Originally published on metropolis.co.jp on May 2014
The Polish-French painter Balthus is one of those artists surrounded by an aura of suave depravity and urbane notoriety. Indeed, one of the functions of art has always been to act as a justifying filter for tastes and proclivities that are not otherwise entirely acceptable, but which may be “excused” under the umbrella of “art.”
Balthus (or Balthasar Klossowski de Rola, to give him his full, slightly demonic-sounding name) can be seen in these terms because his art, which often features underage girls in erotic situations, has earned him, if not the reputation of an out-and-out pedophile, at least that of someone who has channelled certain Lolita complexes.
Indeed, the controversy surrounding his art has probably been strengthened in recent years as new forms of moral outrage develop in the wake of the various “sexual liberations” that have taken place in recent decades. Recently, an exhibition of the artist’s Polaroids, featuring a young model who posed for him from the age of eight to 16, was canceled in Germany after accusations of pedophilia.
It is interesting to consider, therefore, how Japan, a country notorious for its own “Lolicon,” will take to the major retrospective of the artist’s work that opened recently at the Tokyo Metropolitan Museum of Art.
The exhibition plays it reasonably safe by not including Balthus’ more explicit works—like Guitar Lesson (1934), which shows an older woman fingering the pudendum of an underage girl—and instead goes for images that allow any dark thoughts to be deflected back onto those who think them.
A case in point is Thérèse Dreaming (1938), a painting of a girl who was 12 at the time. The way that the artist invites us to look at the young girl’s panties through her arched leg seems rather obvious, but at the same time there is an element of deniability and an air of innocence as if the pose was just an “accident.”
This painting is also notable for a cat, a totemic animal for Balthus that the curators have interpreted as representing the artist himself. Interestingly, a few years ago the curators of an exhibition of École Japonaise de Paris painter Tsuguharu Foujita’s works made exactly the same interpretation.
If Balthus is the cat, then in Study for Nude and Cat (1949), a work in crayon, he is getting quite intimate with yet another young Lolita. The Cat at the Mediterranean (1949) seems to add credence to the identification, presenting a very anthropomorphized feline who seems to be enjoying the lifestyle of a successful artist.
The lightheartedness of works like this suggests that instead of—or besides—a Lolita complex, Balthus had a certain playfulness of mind that may have provided a more innocent basis for his affinity with the younger generation.
And yet for someone interested in the younger members of the female sex, Balthus certainly hit the jackpot when he came to Japan as a cultural ambassador in the 1960s.
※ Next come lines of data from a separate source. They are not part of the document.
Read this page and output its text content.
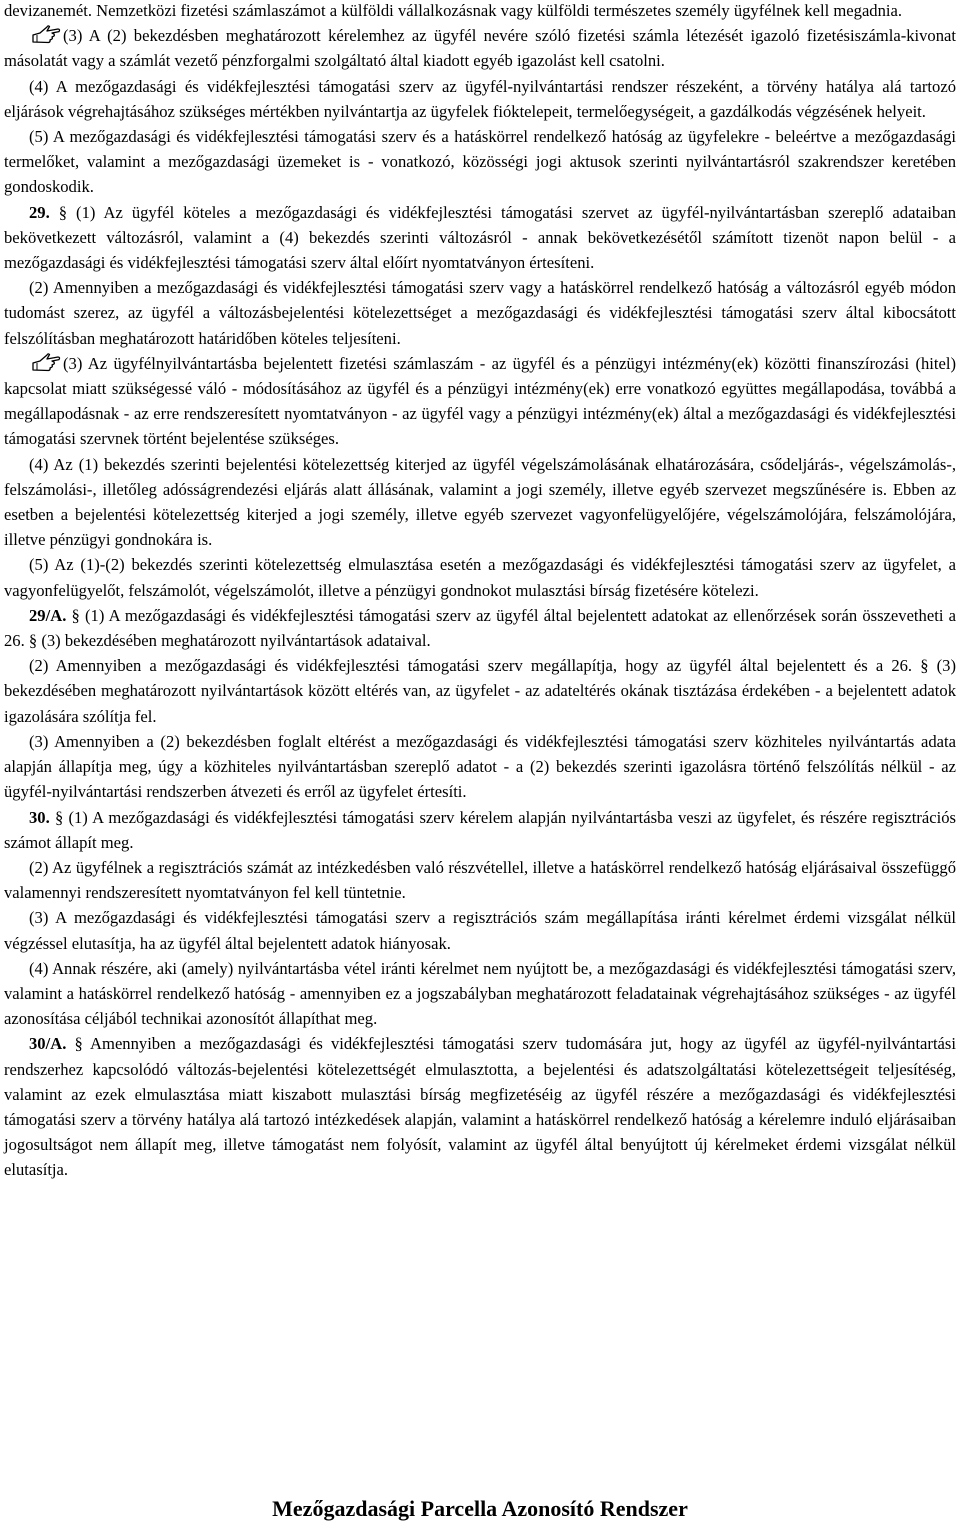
devizanemét. Nemzetközi fizetési számlaszámot a külföldi vállalkozásnak vagy külföldi természetes személy ügyfélnek kell megadnia.

(3) A (2) bekezdésben meghatározott kérelemhez az ügyfél nevére szóló fizetési számla létezését igazoló fizetésiszámla-kivonat másolatát vagy a számlát vezető pénzforgalmi szolgáltató által kiadott egyéb igazolást kell csatolni.

(4) A mezőgazdasági és vidékfejlesztési támogatási szerv az ügyfél-nyilvántartási rendszer részeként, a törvény hatálya alá tartozó eljárások végrehajtásához szükséges mértékben nyilvántartja az ügyfelek fióktelepeit, termelőegységeit, a gazdálkodás végzésének helyeit.

(5) A mezőgazdasági és vidékfejlesztési támogatási szerv és a hatáskörrel rendelkező hatóság az ügyfelekre - beleértve a mezőgazdasági termelőket, valamint a mezőgazdasági üzemeket is - vonatkozó, közösségi jogi aktusok szerinti nyilvántartásról szakrendszer keretében gondoskodik.

29. § (1) Az ügyfél köteles a mezőgazdasági és vidékfejlesztési támogatási szervet az ügyfél-nyilvántartásban szereplő adataiban bekövetkezett változásról, valamint a (4) bekezdés szerinti változásról - annak bekövetkezésétől számított tizenöt napon belül - a mezőgazdasági és vidékfejlesztési támogatási szerv által előírt nyomtatványon értesíteni.

(2) Amennyiben a mezőgazdasági és vidékfejlesztési támogatási szerv vagy a hatáskörrel rendelkező hatóság a változásról egyéb módon tudomást szerez, az ügyfél a változásbejelentési kötelezettséget a mezőgazdasági és vidékfejlesztési támogatási szerv által kibocsátott felszólításban meghatározott határidőben köteles teljesíteni.

(3) Az ügyfélnyilvántartásba bejelentett fizetési számlaszám - az ügyfél és a pénzügyi intézmény(ek) közötti finanszírozási (hitel) kapcsolat miatt szükségessé váló - módosításához az ügyfél és a pénzügyi intézmény(ek) erre vonatkozó együttes megállapodása, továbbá a megállapodásnak - az erre rendszeresített nyomtatványon - az ügyfél vagy a pénzügyi intézmény(ek) által a mezőgazdasági és vidékfejlesztési támogatási szervnek történt bejelentése szükséges.

(4) Az (1) bekezdés szerinti bejelentési kötelezettség kiterjed az ügyfél végelszámolásának elhatározására, csődeljárás-, végelszámolás-, felszámolási-, illetőleg adósságrendezési eljárás alatt állásának, valamint a jogi személy, illetve egyéb szervezet megszűnésére is. Ebben az esetben a bejelentési kötelezettség kiterjed a jogi személy, illetve egyéb szervezet vagyonfelügyelőjére, végelszámolójára, felszámolójára, illetve pénzügyi gondnokára is.

(5) Az (1)-(2) bekezdés szerinti kötelezettség elmulasztása esetén a mezőgazdasági és vidékfejlesztési támogatási szerv az ügyfelet, a vagyonfelügyelőt, felszámolót, végelszámolót, illetve a pénzügyi gondnokot mulasztási bírság fizetésére kötelezi.

29/A. § (1) A mezőgazdasági és vidékfejlesztési támogatási szerv az ügyfél által bejelentett adatokat az ellenőrzések során összevetheti a 26. § (3) bekezdésében meghatározott nyilvántartások adataival.

(2) Amennyiben a mezőgazdasági és vidékfejlesztési támogatási szerv megállapítja, hogy az ügyfél által bejelentett és a 26. § (3) bekezdésében meghatározott nyilvántartások között eltérés van, az ügyfelet - az adateltérés okának tisztázása érdekében - a bejelentett adatok igazolására szólítja fel.

(3) Amennyiben a (2) bekezdésben foglalt eltérést a mezőgazdasági és vidékfejlesztési támogatási szerv közhiteles nyilvántartás adata alapján állapítja meg, úgy a közhiteles nyilvántartásban szereplő adatot - a (2) bekezdés szerinti igazolásra történő felszólítás nélkül - az ügyfél-nyilvántartási rendszerben átvezeti és erről az ügyfelet értesíti.

30. § (1) A mezőgazdasági és vidékfejlesztési támogatási szerv kérelem alapján nyilvántartásba veszi az ügyfelet, és részére regisztrációs számot állapít meg.

(2) Az ügyfélnek a regisztrációs számát az intézkedésben való részvétellel, illetve a hatáskörrel rendelkező hatóság eljárásaival összefüggő valamennyi rendszeresített nyomtatványon fel kell tüntetnie.

(3) A mezőgazdasági és vidékfejlesztési támogatási szerv a regisztrációs szám megállapítása iránti kérelmet érdemi vizsgálat nélkül végzéssel elutasítja, ha az ügyfél által bejelentett adatok hiányosak.

(4) Annak részére, aki (amely) nyilvántartásba vétel iránti kérelmet nem nyújtott be, a mezőgazdasági és vidékfejlesztési támogatási szerv, valamint a hatáskörrel rendelkező hatóság - amennyiben ez a jogszabályban meghatározott feladatainak végrehajtásához szükséges - az ügyfél azonosítása céljából technikai azonosítót állapíthat meg.

30/A. § Amennyiben a mezőgazdasági és vidékfejlesztési támogatási szerv tudomására jut, hogy az ügyfél az ügyfél-nyilvántartási rendszerhez kapcsolódó változás-bejelentési kötelezettségét elmulasztotta, a bejelentési és adatszolgáltatási kötelezettségeit teljesítéség, valamint az ezek elmulasztása miatt kiszabott mulasztási bírság megfizetéséig az ügyfél részére a mezőgazdasági és vidékfejlesztési támogatási szerv a törvény hatálya alá tartozó intézkedések alapján, valamint a hatáskörrel rendelkező hatóság a kérelemre induló eljárásaiban jogosultságot nem állapít meg, illetve támogatást nem folyósít, valamint az ügyfél által benyújtott új kérelmeket érdemi vizsgálat nélkül elutasítja.

Mezőgazdasági Parcella Azonosító Rendszer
Here he met his second wife Setsuko, who was 35 years younger than him.
In addition to some pretty sketches of her, his encounter with Japan inspired some of the odder works on display, like Japanese Girl with Red Table (1967). In this work, with its quaint, archaic Japanese style, a disrobing female figure stalks across the floor in an almost feline way—hinting once again at the importance of pussies in the art of Balthus.
Tokyo Metropolitan Museum of Art, until Jun 22.